The project’s testing phase will unfold over four years, concentrating on mustard and mint farms surrounding Norwich and Peterborough.

The participating mustard farms, which have been integral to Colman’s for over two centuries, will witness the first crop under the program next month.

Unilever is partnering with key stakeholders, including farming cooperatives such as the English Mustard Growers and Norfolk Mint Growers, along with technical and academic collaborators like Farmacy and the National Institute of Agricultural Botany (NIAB).

The collaboration aims to address the challenges faced by these crops and landscapes by implementing and trialing innovative regenerative agriculture practices.

Among the practices being tested are the use of low-carbon fertilizers, strategic crop nutrition plans, the incorporation of cover and companion crops to reduce pesticide use, deployment of digital water irrigation scheduling systems, and reduced cultivation methods.

Crucially, Unilever is actively engaged in collecting baseline data with its farm partners to create a robust framework for measuring the impact of these practices.

The framework encompasses critical factors such as soil health, fertilization patterns, biodiversity, water efficiency, and carbon reduction.

Mustard farmer Michael Sly highlighted the significance of the collaboration, stating, “As with all farmers, we are facing the challenges of climate change directly on our land.
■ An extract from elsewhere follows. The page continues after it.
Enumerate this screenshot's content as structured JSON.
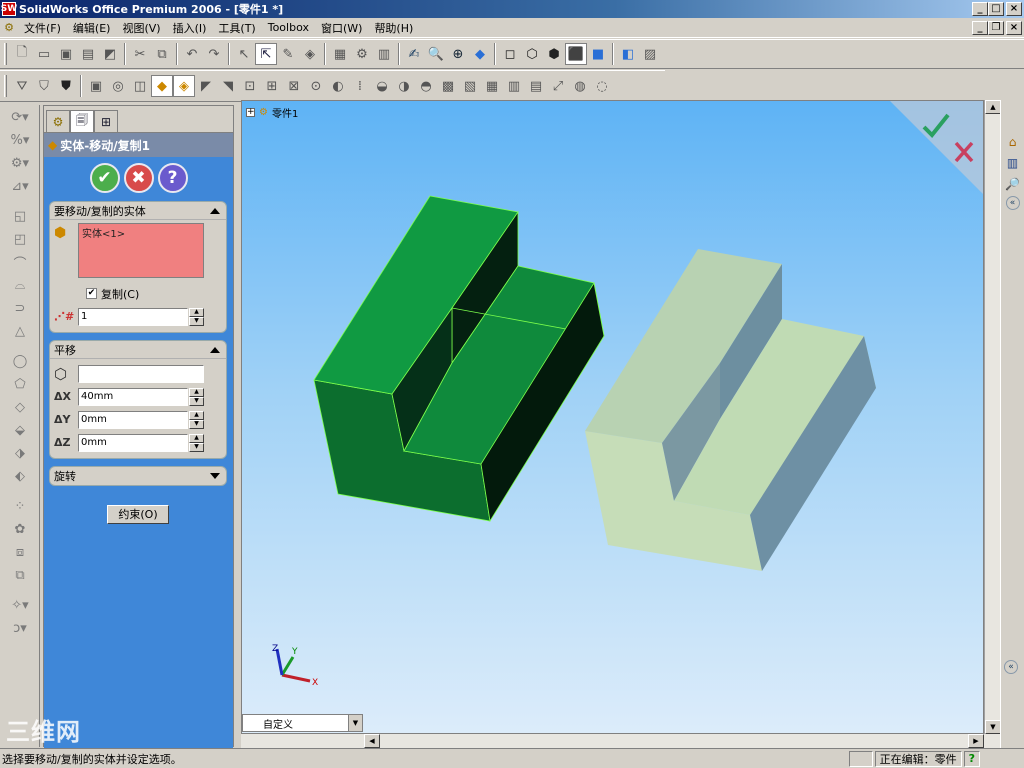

Alongside our English Mustard Growers Group, we’re on the journey with Unilever and NIAB to integrate regenerative agriculture practices that include strong measurement processes, to improve our yield, improve the soil health, and maintain the flavor of a fantastic product alongside that.”

Mint farmer David Bond echoed the sentiment, stating, “This new project with Unilever will enable us to implement regenerative agriculture practices on a wider scale, together with more measurement and analysis from our partnership with NIAB, so we can continue to learn and improve for the future.”

In a broader context, this initiative aligns with the UK government’s push for sustainable farming. Environment Secretary Steve Barclay recently outlined major updates for UK farmers, including increased funding and reduced red tape.

These updates aim to strengthen supply chains, support British farmers, and align with the government’s commitment to producing at least 60% of the nation’s food.

Among the improvements announced are a 10% increase in the average value of agreements in the Sustainable Farming Incentive and Countryside Stewardship, streamlined application processes, and enhanced environmental incentives. Notably, farmers are encouraged to adopt actions that boost sustainable food production and contribute positively to the environment.

As Unilever pioneers regenerative farming in collaboration with local farmers, this initiative exemplifies the company’s dedication to sustainable and responsible agricultural practices, setting a positive precedent for the broader industry.